I Like Movies Where Nothing Happens – Buzz News

I Like Movies Where Nothing Happens

O.K., maybe I should have titles this Movies Where Not Much Happens…or…Movies Where Some Stuff Happens, But Not How You Think, And It Doesn’t Really Get In The Way Of The Movie.

I’m not going to carp about the Hollywood crap mill or how formulaic most movies are. It’s like trying to teach a pig to dance. It’s pointless and just annoys the pig. It’s not like I’m a “Cinema” fan, I just like what I like. I’m certainly not above liking, and sometimes really liking, what could be considered by others to be completely indigestible tripe.

But I like small movies that don’t try to impress me. Movies that don’t think the boy has to get the girl, and that if he does, he has to screw it up somehow in order to pad the plot and add “tension”. I really like movies where nothing happens.
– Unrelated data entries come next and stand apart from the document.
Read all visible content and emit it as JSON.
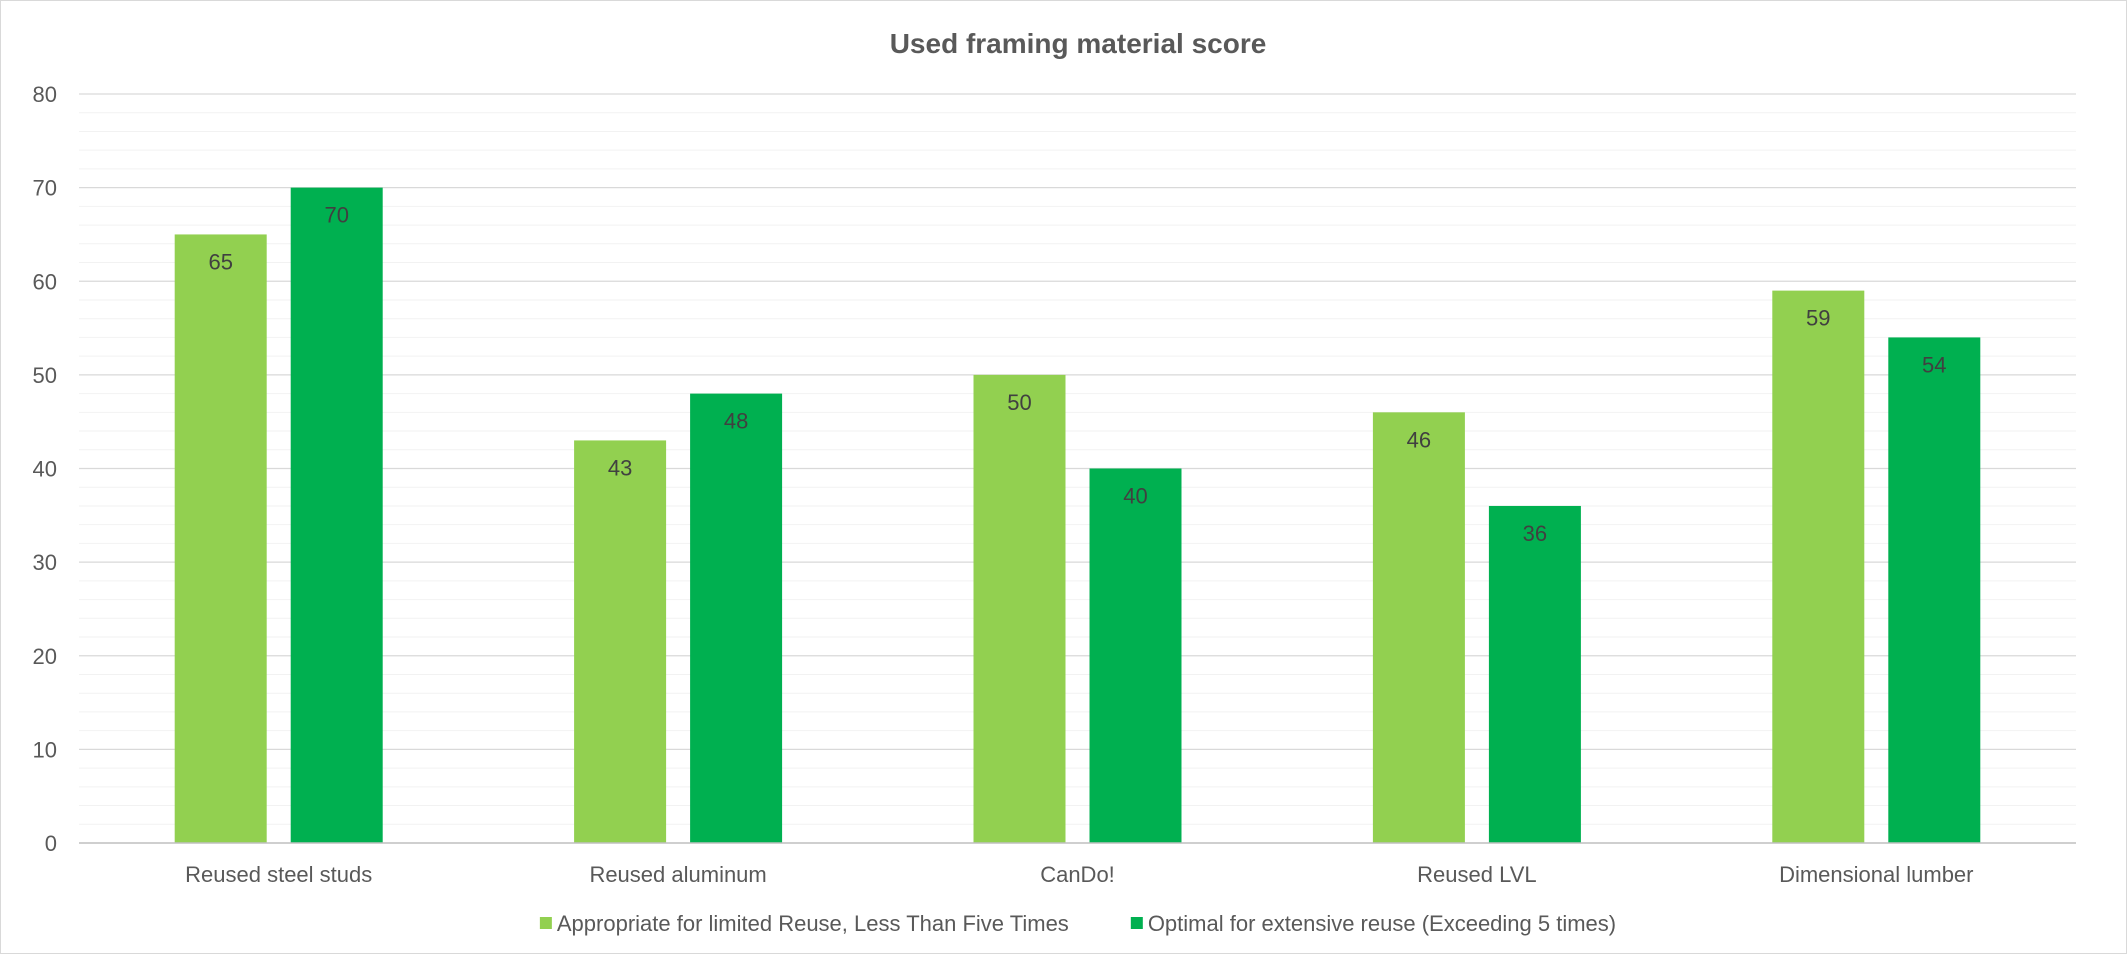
{
  "chart_data": {
    "type": "bar",
    "title": "Used framing material score",
    "xlabel": "",
    "ylabel": "",
    "categories": [
      "Reused steel studs",
      "Reused aluminum",
      "CanDo!",
      "Reused LVL",
      "Dimensional lumber"
    ],
    "series": [
      {
        "name": "Appropriate for limited Reuse, Less Than Five Times",
        "values": [
          65,
          43,
          50,
          46,
          59
        ],
        "color": "#92d050"
      },
      {
        "name": "Optimal for extensive reuse (Exceeding 5 times)",
        "values": [
          70,
          48,
          40,
          36,
          54
        ],
        "color": "#00b050"
      }
    ],
    "ylim": [
      0,
      80
    ],
    "yticks": [
      0,
      10,
      20,
      30,
      40,
      50,
      60,
      70,
      80
    ],
    "grid": true,
    "minor_gridlines": true,
    "data_labels": true,
    "legend_position": "bottom"
  }
}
Of course things happen, I wouldn’t want to watch a movie of grass growing (o.k, maybe time-lapse is cool).

Because I haven’t seen nearly as many as I’d like, I have only a short list of these. Top of the list, and this doesn’t mean that I like it the best-only that NOTHING happens in it-is Sophia Coppola’s Lost In Translation. I know I part ways with many Bill Murray fans here, but let’s face it; they are mostly one dimensional troglodyte sportswriters.

Bill plays a world-weary Famous Actor that’s been contracted to (for what I presume to be an ungodly amount of money-why else would the character put up with the guy in the hilarious commercial director scene?) film an ad for Suntory whiskey, a product he is already associated with.
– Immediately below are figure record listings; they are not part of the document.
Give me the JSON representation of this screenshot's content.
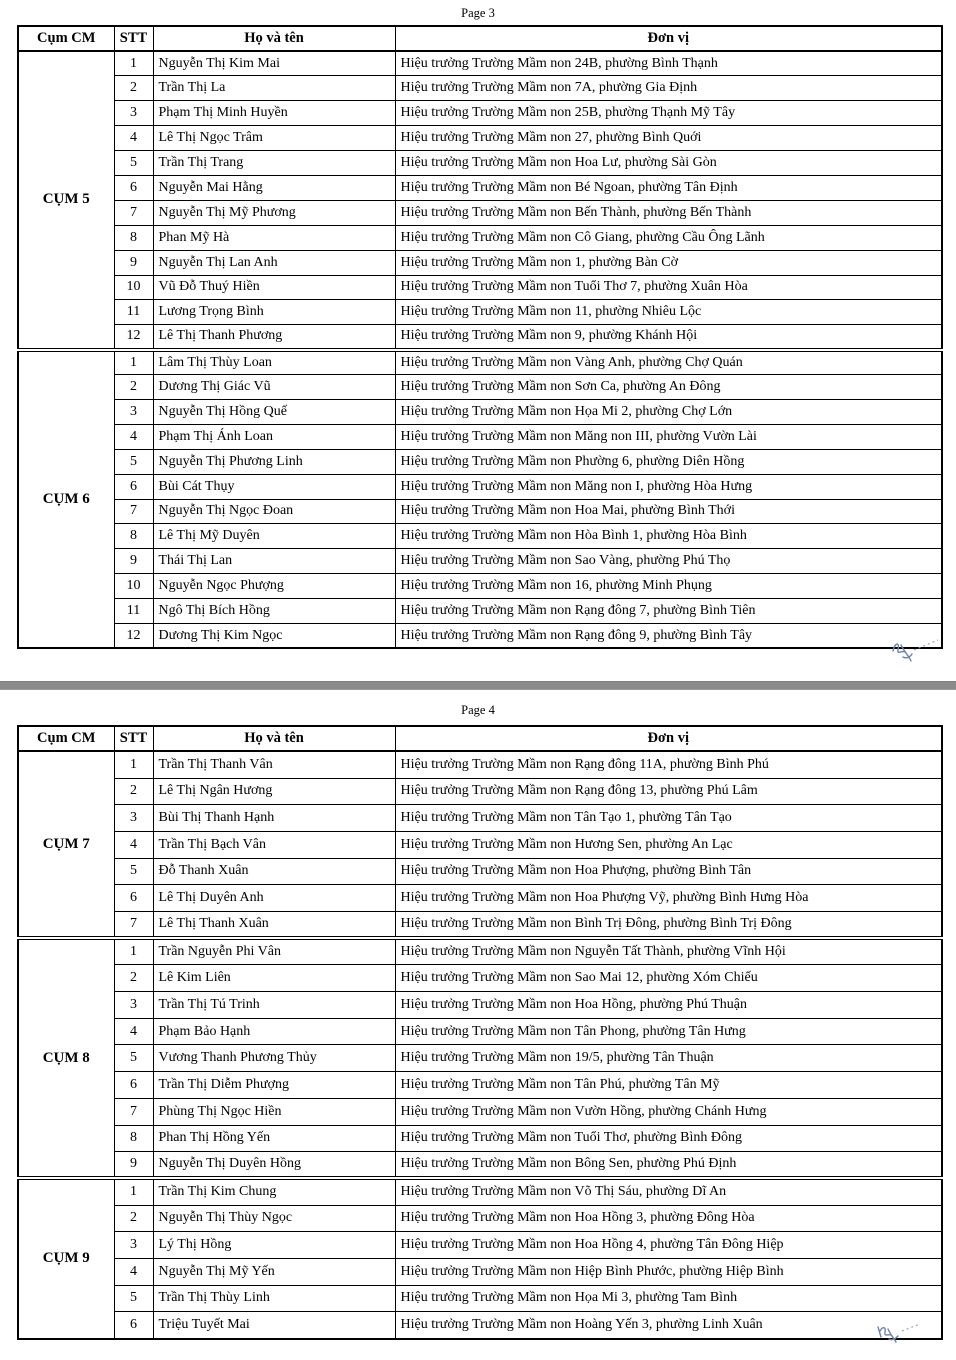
{
  "colors": {
    "page_separator": "#8b8b8b",
    "table_border": "#000000",
    "signature_ink": "#6f82a9"
  },
  "document": {
    "pages": [
      {
        "label": "Page 3",
        "columns": [
          "Cụm CM",
          "STT",
          "Họ và tên",
          "Đơn vị"
        ],
        "groups": [
          {
            "name": "CỤM 5",
            "rows": [
              {
                "stt": "1",
                "name": "Nguyễn Thị Kim Mai",
                "unit": "Hiệu trưởng Trường Mầm non 24B, phường Bình Thạnh"
              },
              {
                "stt": "2",
                "name": "Trần Thị La",
                "unit": "Hiệu trưởng Trường Mầm non 7A, phường Gia Định"
              },
              {
                "stt": "3",
                "name": "Phạm Thị Minh Huyền",
                "unit": "Hiệu trưởng Trường Mầm non 25B, phường Thạnh Mỹ Tây"
              },
              {
                "stt": "4",
                "name": "Lê Thị Ngọc Trâm",
                "unit": "Hiệu trưởng Trường Mầm non 27, phường Bình Quới"
              },
              {
                "stt": "5",
                "name": "Trần Thị Trang",
                "unit": "Hiệu trưởng Trường Mầm non Hoa Lư, phường Sài Gòn"
              },
              {
                "stt": "6",
                "name": "Nguyễn Mai Hằng",
                "unit": "Hiệu trưởng Trường Mầm non Bé Ngoan, phường Tân Định"
              },
              {
                "stt": "7",
                "name": "Nguyễn Thị Mỹ Phương",
                "unit": "Hiệu trưởng Trường Mầm non Bến Thành, phường Bến Thành"
              },
              {
                "stt": "8",
                "name": "Phan Mỹ Hà",
                "unit": "Hiệu trưởng Trường Mầm non Cô Giang, phường Cầu Ông Lãnh"
              },
              {
                "stt": "9",
                "name": "Nguyễn Thị Lan Anh",
                "unit": "Hiệu trưởng Trường Mầm non 1, phường Bàn Cờ"
              },
              {
                "stt": "10",
                "name": "Vũ Đỗ Thuý Hiền",
                "unit": "Hiệu trưởng Trường Mầm non Tuổi Thơ 7, phường Xuân Hòa"
              },
              {
                "stt": "11",
                "name": "Lương Trọng Bình",
                "unit": "Hiệu trưởng Trường Mầm non 11, phường Nhiêu Lộc"
              },
              {
                "stt": "12",
                "name": "Lê Thị Thanh Phương",
                "unit": "Hiệu trưởng Trường Mầm non 9, phường Khánh Hội"
              }
            ]
          },
          {
            "name": "CỤM 6",
            "rows": [
              {
                "stt": "1",
                "name": "Lâm Thị Thùy Loan",
                "unit": "Hiệu trưởng Trường Mầm non Vàng Anh, phường Chợ Quán"
              },
              {
                "stt": "2",
                "name": "Dương Thị Giác Vũ",
                "unit": "Hiệu trưởng Trường Mầm non Sơn Ca, phường An Đông"
              },
              {
                "stt": "3",
                "name": "Nguyễn Thị Hồng Quế",
                "unit": "Hiệu trưởng Trường Mầm non Họa Mi 2, phường Chợ Lớn"
              },
              {
                "stt": "4",
                "name": "Phạm Thị Ánh Loan",
                "unit": "Hiệu trưởng Trường Mầm non Măng non III, phường Vườn Lài"
              },
              {
                "stt": "5",
                "name": "Nguyễn Thị Phương Linh",
                "unit": "Hiệu trưởng Trường Mầm non Phường 6, phường Diên Hồng"
              },
              {
                "stt": "6",
                "name": "Bùi Cát Thụy",
                "unit": "Hiệu trưởng Trường Mầm non Măng non I, phường Hòa Hưng"
              },
              {
                "stt": "7",
                "name": "Nguyễn Thị Ngọc Đoan",
                "unit": "Hiệu trưởng Trường Mầm non Hoa Mai, phường Bình Thới"
              },
              {
                "stt": "8",
                "name": "Lê Thị Mỹ Duyên",
                "unit": "Hiệu trưởng Trường Mầm non Hòa Bình 1, phường Hòa Bình"
              },
              {
                "stt": "9",
                "name": "Thái Thị Lan",
                "unit": "Hiệu trưởng Trường Mầm non Sao Vàng, phường Phú Thọ"
              },
              {
                "stt": "10",
                "name": "Nguyễn Ngọc Phượng",
                "unit": "Hiệu trưởng Trường Mầm non 16, phường Minh Phụng"
              },
              {
                "stt": "11",
                "name": "Ngô Thị Bích Hồng",
                "unit": "Hiệu trưởng Trường Mầm non Rạng đông 7, phường Bình Tiên"
              },
              {
                "stt": "12",
                "name": "Dương Thị Kim Ngọc",
                "unit": "Hiệu trưởng Trường Mầm non Rạng đông 9, phường Bình Tây"
              }
            ]
          }
        ]
      },
      {
        "label": "Page 4",
        "columns": [
          "Cụm CM",
          "STT",
          "Họ và tên",
          "Đơn vị"
        ],
        "groups": [
          {
            "name": "CỤM 7",
            "rows": [
              {
                "stt": "1",
                "name": "Trần Thị Thanh Vân",
                "unit": "Hiệu trưởng Trường Mầm non Rạng đông 11A, phường Bình Phú"
              },
              {
                "stt": "2",
                "name": "Lê Thị Ngân Hương",
                "unit": "Hiệu trưởng Trường Mầm non Rạng đông 13, phường Phú Lâm"
              },
              {
                "stt": "3",
                "name": "Bùi Thị Thanh Hạnh",
                "unit": "Hiệu trưởng Trường Mầm non Tân Tạo 1, phường Tân Tạo"
              },
              {
                "stt": "4",
                "name": "Trần Thị Bạch Vân",
                "unit": "Hiệu trưởng Trường Mầm non Hương Sen, phường An Lạc"
              },
              {
                "stt": "5",
                "name": "Đỗ Thanh Xuân",
                "unit": "Hiệu trưởng Trường Mầm non Hoa Phượng, phường Bình Tân"
              },
              {
                "stt": "6",
                "name": "Lê Thị Duyên Anh",
                "unit": "Hiệu trưởng Trường Mầm non Hoa Phượng Vỹ, phường Bình Hưng Hòa"
              },
              {
                "stt": "7",
                "name": "Lê Thị Thanh Xuân",
                "unit": "Hiệu trưởng Trường Mầm non Bình Trị Đông, phường Bình Trị Đông"
              }
            ]
          },
          {
            "name": "CỤM 8",
            "rows": [
              {
                "stt": "1",
                "name": "Trần Nguyễn Phi Vân",
                "unit": "Hiệu trưởng Trường Mầm non Nguyễn Tất Thành, phường Vĩnh Hội"
              },
              {
                "stt": "2",
                "name": "Lê Kim Liên",
                "unit": "Hiệu trưởng Trường Mầm non Sao Mai 12, phường Xóm Chiếu"
              },
              {
                "stt": "3",
                "name": "Trần Thị Tú Trinh",
                "unit": "Hiệu trưởng Trường Mầm non Hoa Hồng, phường Phú Thuận"
              },
              {
                "stt": "4",
                "name": "Phạm Bảo Hạnh",
                "unit": "Hiệu trưởng Trường Mầm non Tân Phong, phường Tân Hưng"
              },
              {
                "stt": "5",
                "name": "Vương Thanh Phương Thủy",
                "unit": "Hiệu trưởng Trường Mầm non 19/5, phường Tân Thuận"
              },
              {
                "stt": "6",
                "name": "Trần Thị Diễm Phượng",
                "unit": "Hiệu trưởng Trường Mầm non Tân Phú, phường Tân Mỹ"
              },
              {
                "stt": "7",
                "name": "Phùng Thị Ngọc Hiền",
                "unit": "Hiệu trưởng Trường Mầm non Vườn Hồng, phường Chánh Hưng"
              },
              {
                "stt": "8",
                "name": "Phan Thị Hồng Yến",
                "unit": "Hiệu trưởng Trường Mầm non Tuổi Thơ, phường Bình Đông"
              },
              {
                "stt": "9",
                "name": "Nguyễn Thị Duyên Hồng",
                "unit": "Hiệu trưởng Trường Mầm non Bông Sen, phường Phú Định"
              }
            ]
          },
          {
            "name": "CỤM 9",
            "rows": [
              {
                "stt": "1",
                "name": "Trần Thị Kim Chung",
                "unit": "Hiệu trưởng Trường Mầm non Võ Thị Sáu, phường Dĩ An"
              },
              {
                "stt": "2",
                "name": "Nguyễn Thị Thùy Ngọc",
                "unit": "Hiệu trưởng Trường Mầm non Hoa Hồng 3, phường Đông Hòa"
              },
              {
                "stt": "3",
                "name": "Lý Thị Hồng",
                "unit": "Hiệu trưởng Trường Mầm non Hoa Hồng 4, phường Tân Đông Hiệp"
              },
              {
                "stt": "4",
                "name": "Nguyễn Thị Mỹ Yến",
                "unit": "Hiệu trưởng Trường Mầm non Hiệp Bình Phước, phường Hiệp Bình"
              },
              {
                "stt": "5",
                "name": "Trần Thị Thùy Linh",
                "unit": "Hiệu trưởng Trường Mầm non Họa Mi 3, phường Tam Bình"
              },
              {
                "stt": "6",
                "name": "Triệu Tuyết Mai",
                "unit": "Hiệu trưởng Trường Mầm non Hoàng Yến 3, phường Linh Xuân"
              }
            ]
          }
        ]
      }
    ]
  }
}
He meets a world-weary (or maybe it’s just insomniac) photographer’s wife who’s in Tokyo because her husband is. Scarlett Johannson does an outstanding job. She suffers through her husbands schedule and random meetings with an moronic American actress.

That’s about it. Sure, they drink a little and carouse around town with their new-found compadres. Karaoke, a nosh here and there, but no great drama. And that’s what made it cool for me. They don’t hook up, no one cheats, nobody gets shot, stabbed, pregnant, or vampired. Just a little slice out of a couple of regular extraordinary people who can’t sleep in Japan.